Hefestión se buscó, así pues, un intérprete y comenzó a dar paseos por Sidón de incógnito, mirando en torno en los mercados, comiendo en los figones o aceptando las invitaciones a las comidas oficiales en las casas de más abolengo. Pero no conseguía encontrar a nadie que fuera digno de aquel cargo.

- Entonces, ¿nada? - le preguntaba Alejandro cuando se lo encontraba en los Consejos de guerra.

Y Hefestión sacudía la cabeza.

Un día, acompañado en todo momento por su intérprete, pasó cerca de un pequeño muro de piedra seca que serpenteaba en dirección a las colinas un largo trecho y del que asomaba el follaje de toda clase de árboles: majestuosos cedros del Líbano, higueras seculares que expandían sus ramas grises y rugosas, cascadas de pistachos y de melilotos.

Echó un vistazo a hurtadillas al otro lado de la verja y se quedó estupefacto de las maravillas que se presentaron ante sus ojos: árboles frutales de toda especie, arbustos maravillosamente cuidados y podados, fuentecillas y arroyuelos, rocas entre las que crecían plantas grasas y espinosas que no había visto jamás en su vida.
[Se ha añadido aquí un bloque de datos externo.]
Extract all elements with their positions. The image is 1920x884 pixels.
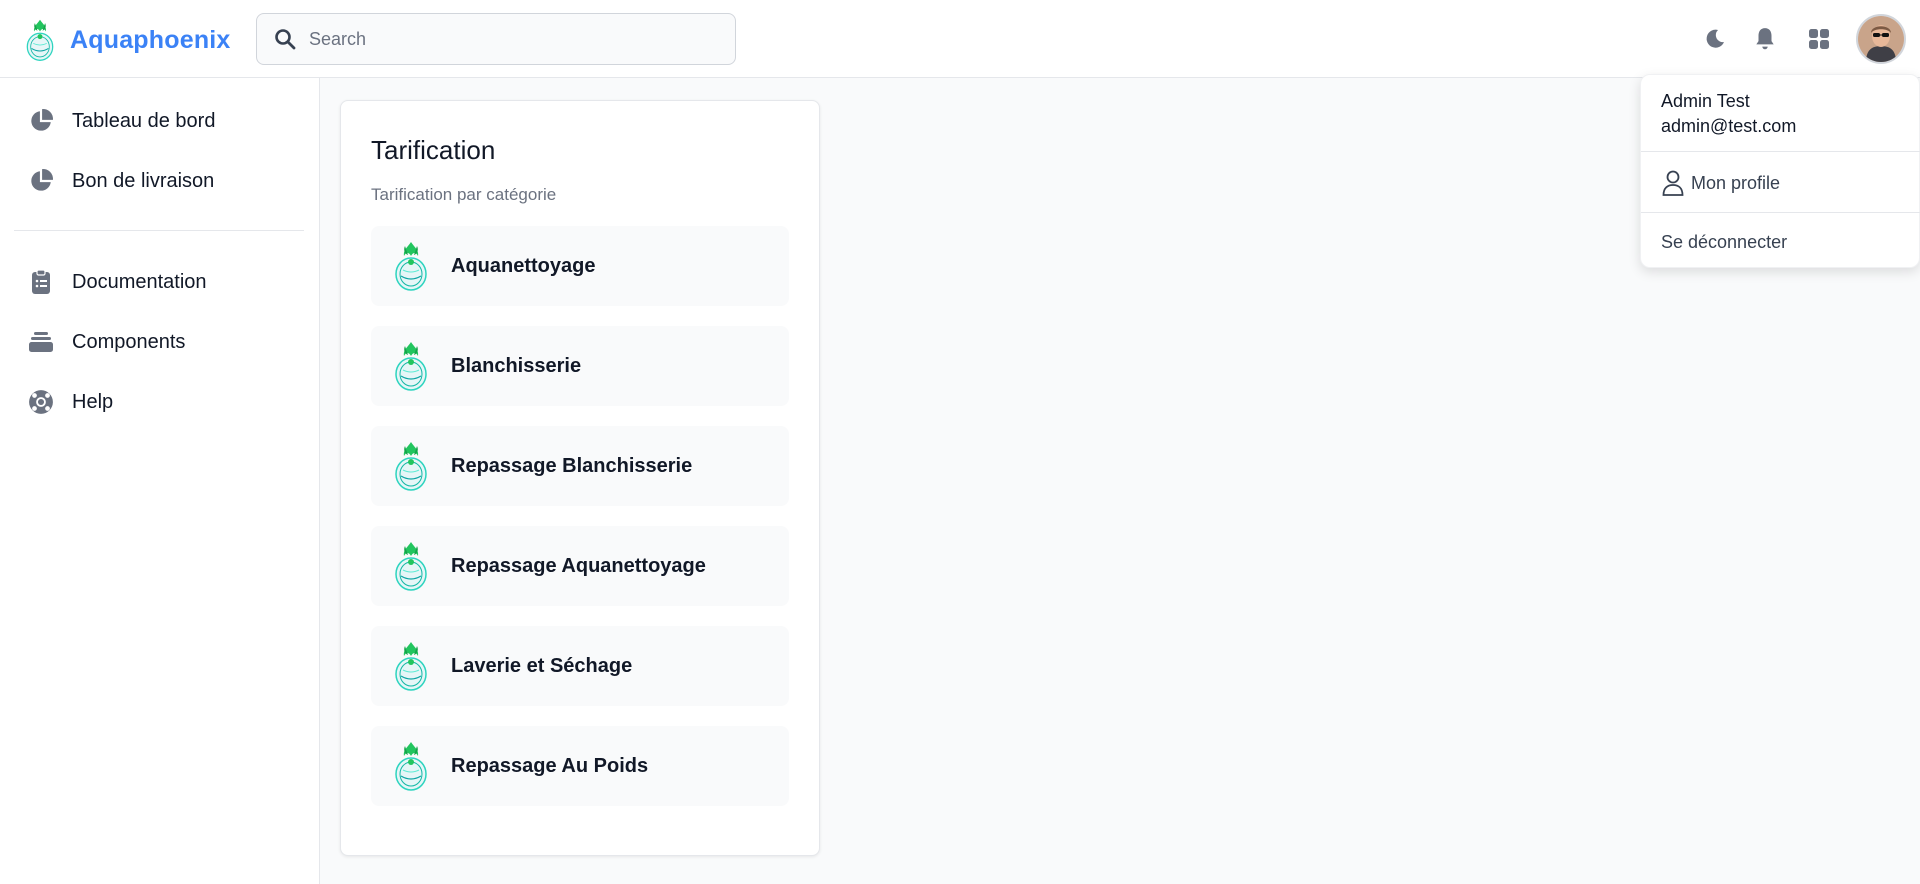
sidebar-item-bon-de-livraison[interactable]: Bon de livraison [14, 155, 304, 207]
category-item[interactable]: Repassage Au Poids [371, 726, 789, 806]
bell-icon[interactable] [1750, 24, 1780, 54]
aquaphoenix-logo-icon [393, 240, 429, 292]
aquaphoenix-logo-icon [393, 340, 429, 392]
pie-chart-icon [28, 108, 54, 134]
sidebar-item-label: Tableau de bord [72, 109, 216, 132]
user-icon [1662, 170, 1684, 196]
aquaphoenix-logo-icon [393, 440, 429, 492]
user-name: Admin Test [1661, 91, 1750, 111]
sidebar-divider [14, 230, 304, 231]
sidebar-item-components[interactable]: Components [14, 316, 304, 368]
aquaphoenix-logo-icon [393, 640, 429, 692]
logout-label: Se déconnecter [1661, 232, 1788, 252]
sidebar-item-label: Help [72, 390, 114, 413]
aquaphoenix-logo-icon [393, 740, 429, 792]
search-input[interactable] [309, 28, 709, 50]
sidebar-item-label: Bon de livraison [72, 169, 215, 192]
category-name: Repassage Blanchisserie [451, 454, 693, 477]
search-icon [275, 29, 296, 50]
category-item[interactable]: Repassage Aquanettoyage [371, 526, 789, 606]
sidebar-item-documentation[interactable]: Documentation [14, 256, 304, 308]
apps-grid-icon[interactable] [1804, 24, 1834, 54]
sidebar-item-label: Documentation [72, 270, 207, 293]
stack-icon [28, 329, 54, 355]
user-avatar[interactable] [1856, 14, 1906, 64]
category-name: Repassage Aquanettoyage [451, 554, 706, 577]
tarification-card: Tarification Tarification par catégorie … [340, 100, 820, 856]
brand-name: Aquaphoenix [70, 25, 231, 54]
logout-menu-item[interactable]: Se déconnecter [1661, 232, 1787, 253]
category-item[interactable]: Laverie et Séchage [371, 626, 789, 706]
pie-chart-icon [28, 168, 54, 194]
sidebar: Tableau de bord Bon de livraison Documen… [0, 78, 320, 884]
category-item[interactable]: Blanchisserie [371, 326, 789, 406]
category-item[interactable]: Repassage Blanchisserie [371, 426, 789, 506]
brand-link[interactable]: Aquaphoenix [24, 18, 231, 62]
dropdown-divider [1641, 151, 1920, 152]
category-item[interactable]: Aquanettoyage [371, 226, 789, 306]
aquaphoenix-logo-icon [24, 18, 56, 62]
top-navbar: Aquaphoenix [0, 0, 1920, 78]
category-name: Aquanettoyage [451, 254, 596, 277]
aquaphoenix-logo-icon [393, 540, 429, 592]
sidebar-item-tableau-de-bord[interactable]: Tableau de bord [14, 95, 304, 147]
category-name: Repassage Au Poids [451, 754, 649, 777]
search-box[interactable] [256, 13, 736, 65]
moon-icon[interactable] [1700, 24, 1730, 54]
clipboard-icon [28, 269, 54, 295]
category-name: Laverie et Séchage [451, 654, 633, 677]
user-email: admin@test.com [1661, 116, 1797, 136]
user-dropdown-menu: Admin Test admin@test.com Mon profile Se… [1640, 74, 1920, 268]
sidebar-item-label: Components [72, 330, 186, 353]
card-title: Tarification [371, 135, 496, 165]
profile-menu-item[interactable]: Mon profile [1661, 169, 1780, 197]
card-subtitle: Tarification par catégorie [371, 185, 557, 204]
sidebar-item-help[interactable]: Help [14, 376, 304, 428]
lifebuoy-icon [28, 389, 54, 415]
avatar-image [1858, 16, 1904, 62]
dropdown-divider [1641, 212, 1920, 213]
category-name: Blanchisserie [451, 354, 582, 377]
profile-label: Mon profile [1691, 172, 1781, 193]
- Son originarias de una ciudad de Libia llamada Lixos - explicó el intérprete.

De repente apareció un hombre con un asnillo que tiraba de un pequeño carro cargado de estiércol Se puso a abonar sus plantas una por una, y lo hacía con tanto amor y cuidado que asombraba.

- Cuando se produjo la sublevación contra el gobernador persa, los rebeldes decidieron incendiar este jardín - siguió contando el intérprete - pero ese hombre se puso delante de la verja y dijo que si querían cometer semejante atropello primero tendrían que pasar por encima de su cadáver.
- Él será d rey - afirmó Hefestión.
- ¿Un jardinero? - preguntó asombrado el intérprete.
- Sí. Un hombre que está dispuesto a morir por salvar las plantas de un jardín que no es siquiera el suyo, ¿qué no haría por proteger a su gente y para hacer crecer pujante su ciudad?

Y así fue. El humilde jardinero vio un día llegar una procesión de dignatarios escoltados por la guardia de Alejandro y fue conducido con gran pompa al palacio real para ser entronizado. Tenía unas grandes manos callosas que le recordaban al soberano las de Lisipo y una mirada tranquila y serena. Se llamaba Abdalonimos y fue el mejor rey que recuerde memoria humana...."


"Extracto de la Novela Alexandros de Valerio Massimo Manfredi. Tomo 2, Capitulo 54."